E’ uno scontro che abbiamo vissuto in più occasioni all’interno dell’Unione europea, come nel 2010, l’anno successivo e anche adesso. Il governo tedesco non ha intenzione di guidare l’opinione pubblica verso una politica di risanamento di tutta l’Eurozona, ma al contrario preferisce rimanere immobile nei propri privilegi e rinunciare alla sua funzione di guida.

Come crede che sarà quindi possibile arrivare a una convergenza d’intenti?

Fino a oggi, fortunatamente, le pressioni europee hanno avuto un discreto successo, tanto che sembra ormai chiaro che il risanamento dell’Eurozona è nell’interesse di tutti, ovviamente anche della stessa Germania.
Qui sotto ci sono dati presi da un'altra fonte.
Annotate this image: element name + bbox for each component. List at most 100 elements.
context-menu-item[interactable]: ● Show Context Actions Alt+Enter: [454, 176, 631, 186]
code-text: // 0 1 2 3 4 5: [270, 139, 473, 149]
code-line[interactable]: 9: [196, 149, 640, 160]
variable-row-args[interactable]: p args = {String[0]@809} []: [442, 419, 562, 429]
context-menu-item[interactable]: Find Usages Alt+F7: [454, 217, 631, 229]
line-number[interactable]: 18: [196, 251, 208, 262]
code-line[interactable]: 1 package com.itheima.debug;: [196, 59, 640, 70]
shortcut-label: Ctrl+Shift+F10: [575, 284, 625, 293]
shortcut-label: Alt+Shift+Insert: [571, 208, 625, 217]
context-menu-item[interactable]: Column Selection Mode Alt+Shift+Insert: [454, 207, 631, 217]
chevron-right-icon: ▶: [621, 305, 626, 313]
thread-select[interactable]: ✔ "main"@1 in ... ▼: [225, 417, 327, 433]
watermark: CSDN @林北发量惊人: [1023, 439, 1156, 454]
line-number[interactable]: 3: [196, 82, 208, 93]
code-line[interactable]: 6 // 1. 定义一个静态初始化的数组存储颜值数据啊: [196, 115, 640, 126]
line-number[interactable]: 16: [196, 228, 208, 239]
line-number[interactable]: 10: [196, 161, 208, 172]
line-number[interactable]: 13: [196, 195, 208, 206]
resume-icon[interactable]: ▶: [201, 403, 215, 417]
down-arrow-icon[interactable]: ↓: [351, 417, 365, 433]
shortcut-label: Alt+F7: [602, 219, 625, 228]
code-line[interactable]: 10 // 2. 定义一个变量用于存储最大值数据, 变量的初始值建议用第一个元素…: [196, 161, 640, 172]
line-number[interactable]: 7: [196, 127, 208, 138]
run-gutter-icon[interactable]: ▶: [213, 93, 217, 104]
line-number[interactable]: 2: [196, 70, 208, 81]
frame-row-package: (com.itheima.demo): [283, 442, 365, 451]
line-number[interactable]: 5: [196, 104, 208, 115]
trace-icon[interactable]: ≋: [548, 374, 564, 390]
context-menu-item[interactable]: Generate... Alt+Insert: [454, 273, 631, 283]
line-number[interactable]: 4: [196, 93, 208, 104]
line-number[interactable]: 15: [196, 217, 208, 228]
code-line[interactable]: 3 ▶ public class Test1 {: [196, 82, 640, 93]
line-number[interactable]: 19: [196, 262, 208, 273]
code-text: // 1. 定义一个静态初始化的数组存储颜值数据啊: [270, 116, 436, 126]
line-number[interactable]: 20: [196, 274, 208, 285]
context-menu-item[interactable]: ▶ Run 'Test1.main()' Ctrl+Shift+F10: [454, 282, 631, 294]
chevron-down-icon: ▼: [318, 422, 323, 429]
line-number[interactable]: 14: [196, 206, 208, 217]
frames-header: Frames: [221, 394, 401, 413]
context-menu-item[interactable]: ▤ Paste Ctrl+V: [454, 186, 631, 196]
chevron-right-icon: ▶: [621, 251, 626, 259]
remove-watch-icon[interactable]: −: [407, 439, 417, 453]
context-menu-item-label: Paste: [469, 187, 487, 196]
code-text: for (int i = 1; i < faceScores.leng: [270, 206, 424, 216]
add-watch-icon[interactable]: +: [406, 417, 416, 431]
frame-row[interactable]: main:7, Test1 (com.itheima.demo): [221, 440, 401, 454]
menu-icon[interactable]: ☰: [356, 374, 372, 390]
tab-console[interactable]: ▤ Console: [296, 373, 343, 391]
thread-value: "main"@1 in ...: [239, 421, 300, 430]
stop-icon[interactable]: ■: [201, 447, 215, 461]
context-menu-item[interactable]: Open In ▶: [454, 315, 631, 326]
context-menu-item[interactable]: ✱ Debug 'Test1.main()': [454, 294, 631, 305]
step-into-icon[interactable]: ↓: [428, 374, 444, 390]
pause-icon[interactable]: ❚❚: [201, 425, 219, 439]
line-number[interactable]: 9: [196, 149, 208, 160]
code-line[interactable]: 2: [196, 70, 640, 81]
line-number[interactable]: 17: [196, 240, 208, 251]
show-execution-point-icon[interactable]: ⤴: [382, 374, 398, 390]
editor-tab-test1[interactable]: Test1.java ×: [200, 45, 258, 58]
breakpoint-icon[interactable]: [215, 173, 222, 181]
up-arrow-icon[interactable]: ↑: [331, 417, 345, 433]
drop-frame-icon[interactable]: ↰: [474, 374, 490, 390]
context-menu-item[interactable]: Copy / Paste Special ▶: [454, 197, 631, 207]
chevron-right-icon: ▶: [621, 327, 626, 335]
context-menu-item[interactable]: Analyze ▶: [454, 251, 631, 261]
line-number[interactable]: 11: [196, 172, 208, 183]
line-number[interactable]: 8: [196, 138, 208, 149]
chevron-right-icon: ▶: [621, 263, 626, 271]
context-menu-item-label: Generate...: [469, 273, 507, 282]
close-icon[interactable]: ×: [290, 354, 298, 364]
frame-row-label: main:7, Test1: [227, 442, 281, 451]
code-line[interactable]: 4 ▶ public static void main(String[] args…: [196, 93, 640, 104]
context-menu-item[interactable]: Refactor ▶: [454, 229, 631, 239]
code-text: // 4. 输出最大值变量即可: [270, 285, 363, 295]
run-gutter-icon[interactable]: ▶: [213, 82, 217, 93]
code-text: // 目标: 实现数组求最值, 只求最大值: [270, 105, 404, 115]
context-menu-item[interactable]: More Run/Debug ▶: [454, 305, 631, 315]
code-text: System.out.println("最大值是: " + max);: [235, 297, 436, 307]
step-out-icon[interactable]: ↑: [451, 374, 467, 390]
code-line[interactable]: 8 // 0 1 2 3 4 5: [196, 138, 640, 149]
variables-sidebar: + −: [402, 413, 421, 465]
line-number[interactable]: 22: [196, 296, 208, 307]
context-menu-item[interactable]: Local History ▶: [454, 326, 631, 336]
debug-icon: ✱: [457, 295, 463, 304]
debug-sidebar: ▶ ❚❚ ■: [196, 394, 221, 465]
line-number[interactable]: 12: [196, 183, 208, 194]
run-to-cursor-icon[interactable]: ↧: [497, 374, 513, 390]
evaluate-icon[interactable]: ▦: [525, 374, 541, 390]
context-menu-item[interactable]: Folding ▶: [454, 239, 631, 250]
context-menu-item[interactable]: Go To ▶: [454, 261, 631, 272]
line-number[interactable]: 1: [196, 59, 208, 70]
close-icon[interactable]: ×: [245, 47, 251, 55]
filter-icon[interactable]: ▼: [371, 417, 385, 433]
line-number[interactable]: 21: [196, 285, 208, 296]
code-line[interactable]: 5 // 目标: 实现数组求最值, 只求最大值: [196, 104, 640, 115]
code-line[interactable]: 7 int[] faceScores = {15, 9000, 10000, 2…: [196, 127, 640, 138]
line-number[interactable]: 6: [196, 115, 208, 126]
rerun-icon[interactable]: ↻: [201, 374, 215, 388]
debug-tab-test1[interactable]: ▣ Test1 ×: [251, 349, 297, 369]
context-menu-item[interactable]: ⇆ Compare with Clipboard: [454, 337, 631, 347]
Domani, nel Consiglio europeo, Samaras ha già annunciato che si darà da fare per concludere l’accordo e credo che il pPemier baserà la propria tesi sul fatto che l’Europa e tutto l’Occidente non possono assolutamente permettersi di destabilizzare un altro Paese e gettarlo nel caos totale.

Crede che il tentativo andrà a buon fine?

Sicuramente prima o poi queste pressioni riusciranno ad aprire una breccia in tutte le resistenze trovate finora e a quel punto mi auguro che si possa giungere a una soluzione funzionale e non solo temporanea per tappare questo buco. Quello di cui ha bisogno l’Unione non è trovare solamente una soluzione per la Grecia, ma elaborare una vera e propria strategia con cui poter affrontare eventuali altri problemi futuri di altri Paesi.